Ketua DPP PSI William Aditya Sarana menulai putra bungsu Presiden Joko Widodo (Jokowi) itu figur yang sangat baik.
“Menurut saya kalau secara administratif bisa terpenuhi, saya kira salah satu sosok yang bisa diusung adalah Mas Kaesang,” kata William dalam keterangannya, Rabu (27/3/2023).
Namun, Kaesang saat ini baru berusia 29 tahun. Ia baru genap berusia 30 tahun pada 25 Desember 2024. Karena itu secara aturan, ia belum bisa dicalonkan jadi calon gubernur. Kecuali ada revisi UU tersebut.
Diketahui, pada 11 Desember 2019, Mahkamah Konstitusi (MK) menolak seluruh permohonan pengujian Undang-Undang Nomor 1 Tahun 2015 tentang Penetapan Peraturan Pemerintah Pengganti Undang-Undang Nomor 1 Tahun 2014 tentang Pemilihan Gubernur, Bupati, dan Wali Kota menjadi Undang-Undang yang diubah terakhir kali dengan Undang-Undang Nomor 10 Tahun 2016 tentang Perubahan Kedua Atas Undang-Undang Nomor 1 Tahun 2015 tentang Penetapan Peraturan Pemerintah Pengganti Undang-Undang Nomor 1 Tahun 2014 tentang Pemilihan Gubernur, Bupati, dan Wali Kota Menjadi Undang-Undang (UU Pilkada).
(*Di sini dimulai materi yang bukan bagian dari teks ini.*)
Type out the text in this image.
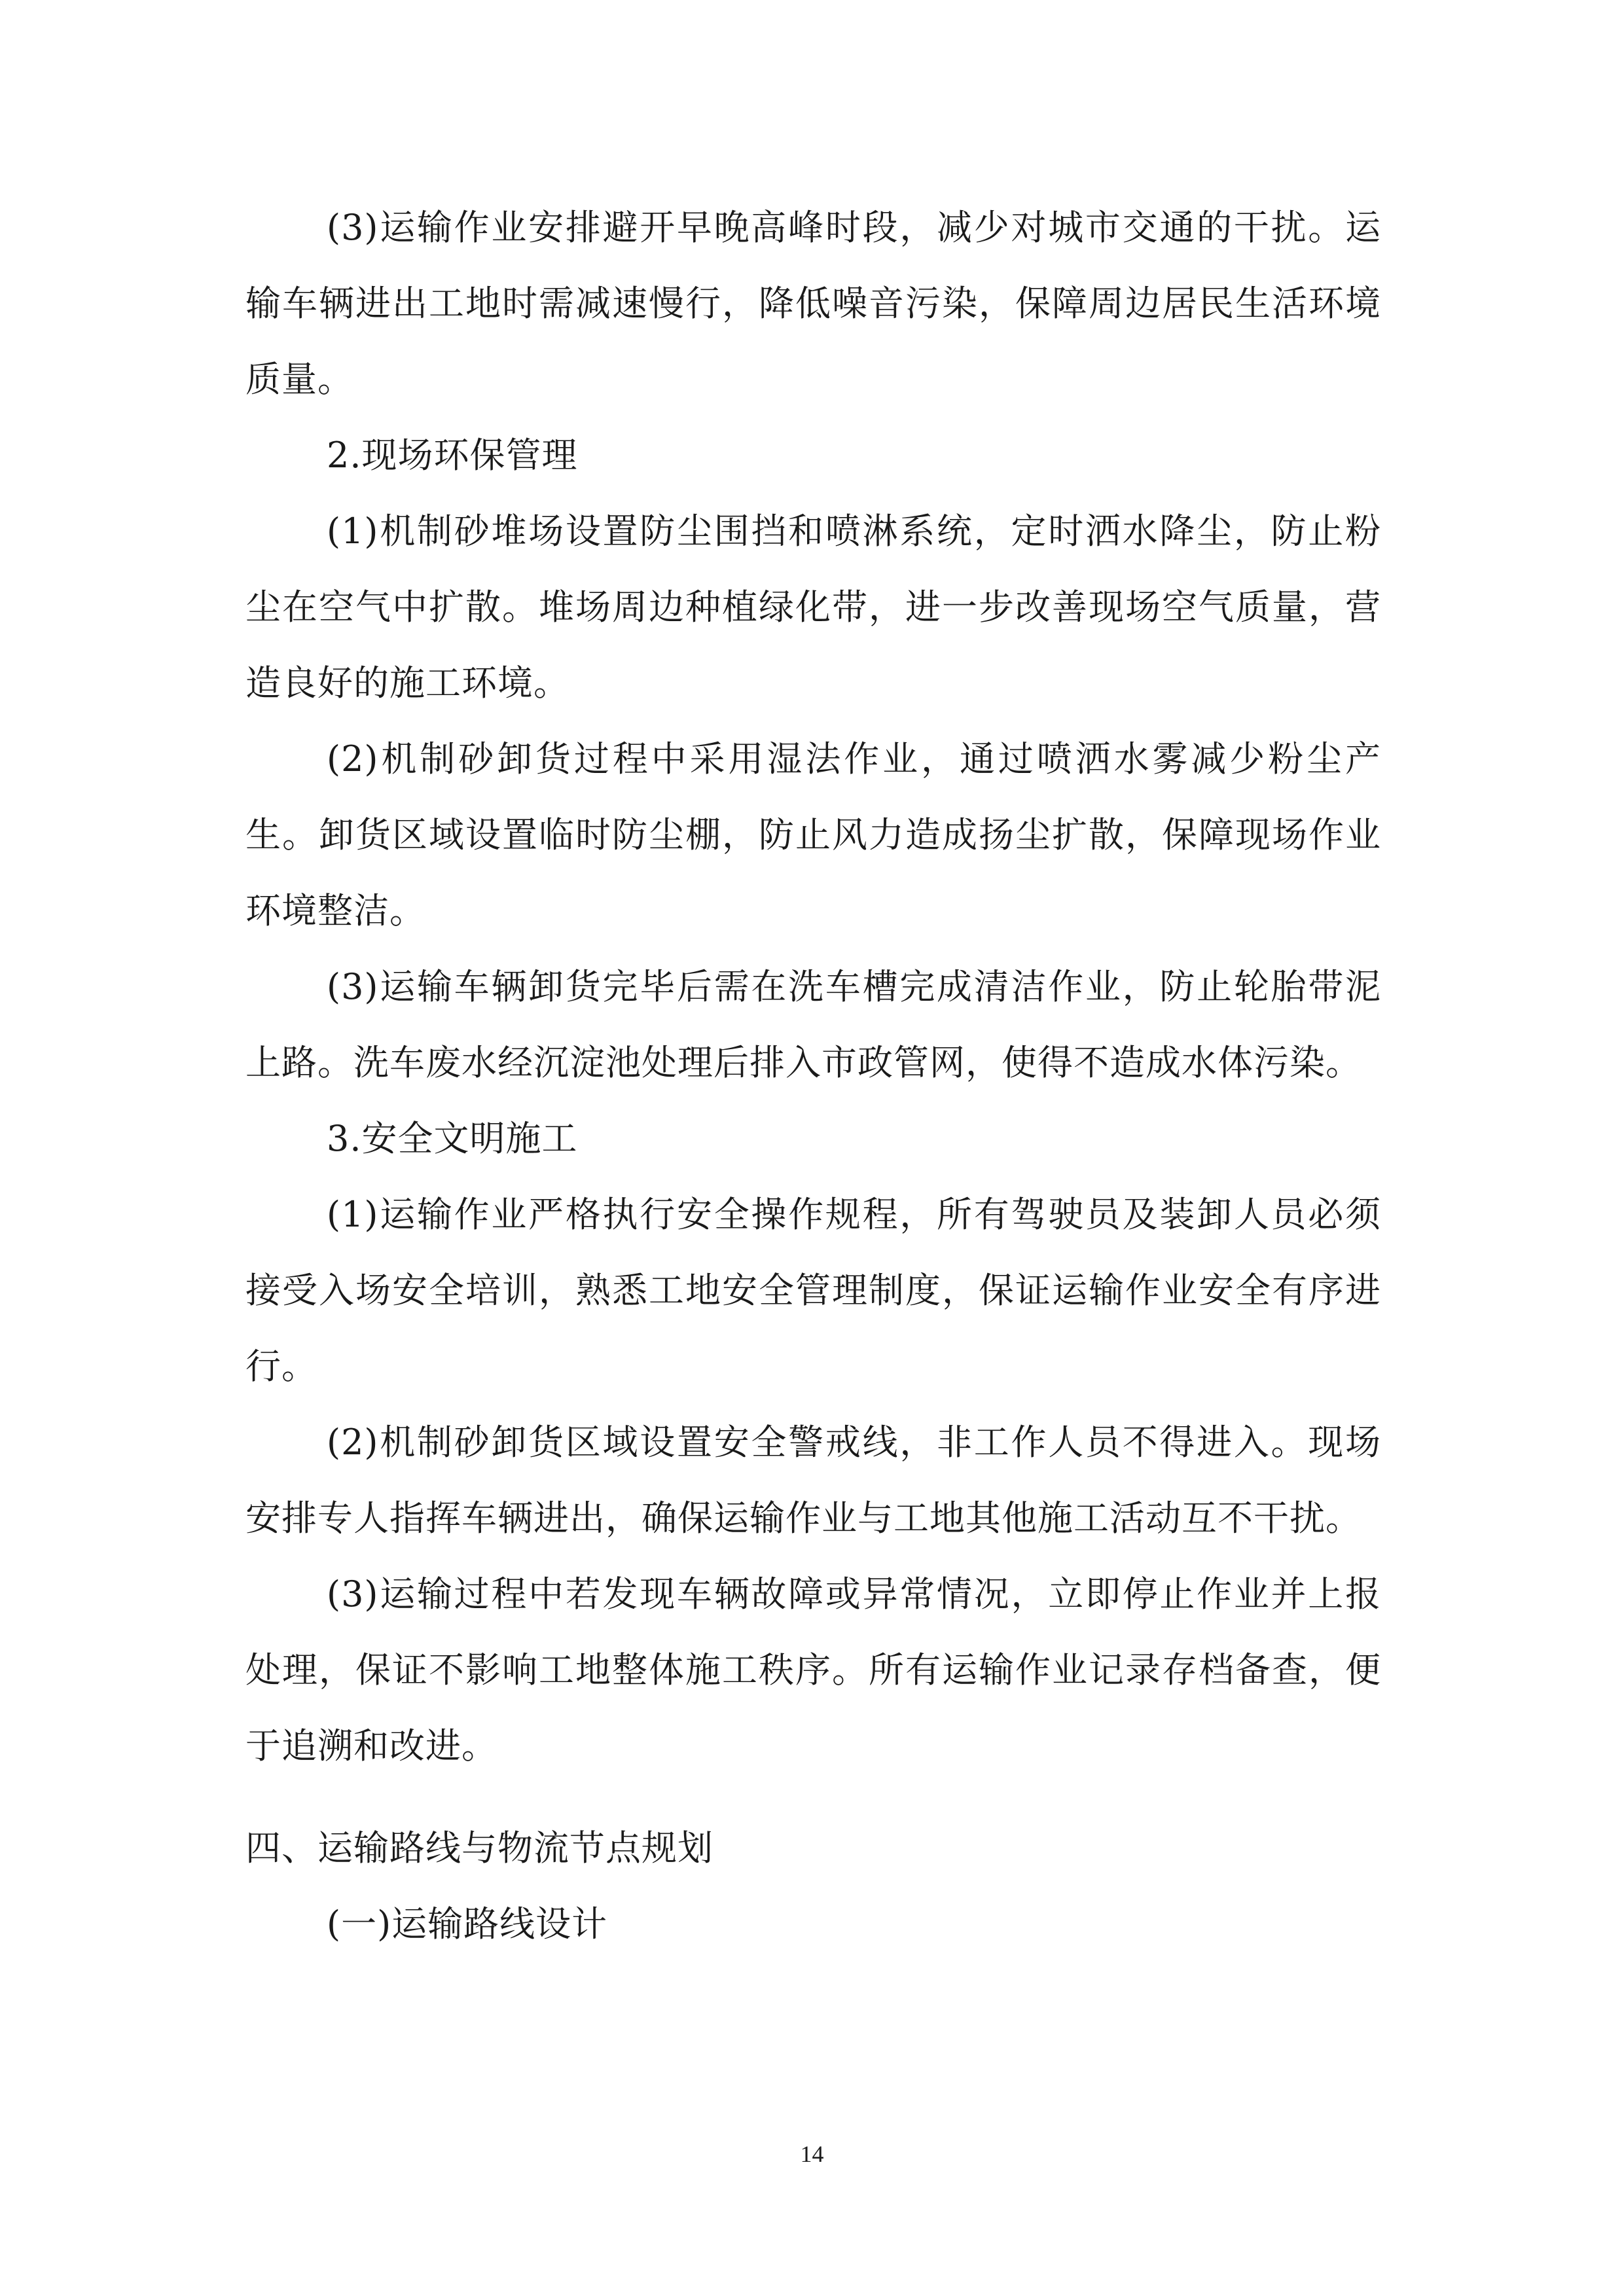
(3)运输作业安排避开早晚高峰时段，减少对城市交通的干扰。运输车辆进出工地时需减速慢行，降低噪音污染，保障周边居民生活环境质量。

2.现场环保管理

(1)机制砂堆场设置防尘围挡和喷淋系统，定时洒水降尘，防止粉尘在空气中扩散。堆场周边种植绿化带，进一步改善现场空气质量，营造良好的施工环境。

(2)机制砂卸货过程中采用湿法作业，通过喷洒水雾减少粉尘产生。卸货区域设置临时防尘棚，防止风力造成扬尘扩散，保障现场作业环境整洁。

(3)运输车辆卸货完毕后需在洗车槽完成清洁作业，防止轮胎带泥上路。洗车废水经沉淀池处理后排入市政管网，使得不造成水体污染。

3.安全文明施工

(1)运输作业严格执行安全操作规程，所有驾驶员及装卸人员必须接受入场安全培训，熟悉工地安全管理制度，保证运输作业安全有序进行。

(2)机制砂卸货区域设置安全警戒线，非工作人员不得进入。现场安排专人指挥车辆进出，确保运输作业与工地其他施工活动互不干扰。

(3)运输过程中若发现车辆故障或异常情况，立即停止作业并上报处理，保证不影响工地整体施工秩序。所有运输作业记录存档备查，便于追溯和改进。

四、运输路线与物流节点规划

(一)运输路线设计

14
“Amar putusan mengadili, menolak permohonan Pemohon untuk seluruhnya,” kata Ketua Pleno Hakim Konstitusi Anwar Usman didampingi para hakim konstitusi lainnya dalam sidang pengucapan Putusan Nomor 58/PUU-XVII/2019 pada Rabu (11/12/2019) di Ruang Sidang Pleno MK, dikutip dari laman MK yang diakses Rabu, 28 Februari 2024. (*/jnp)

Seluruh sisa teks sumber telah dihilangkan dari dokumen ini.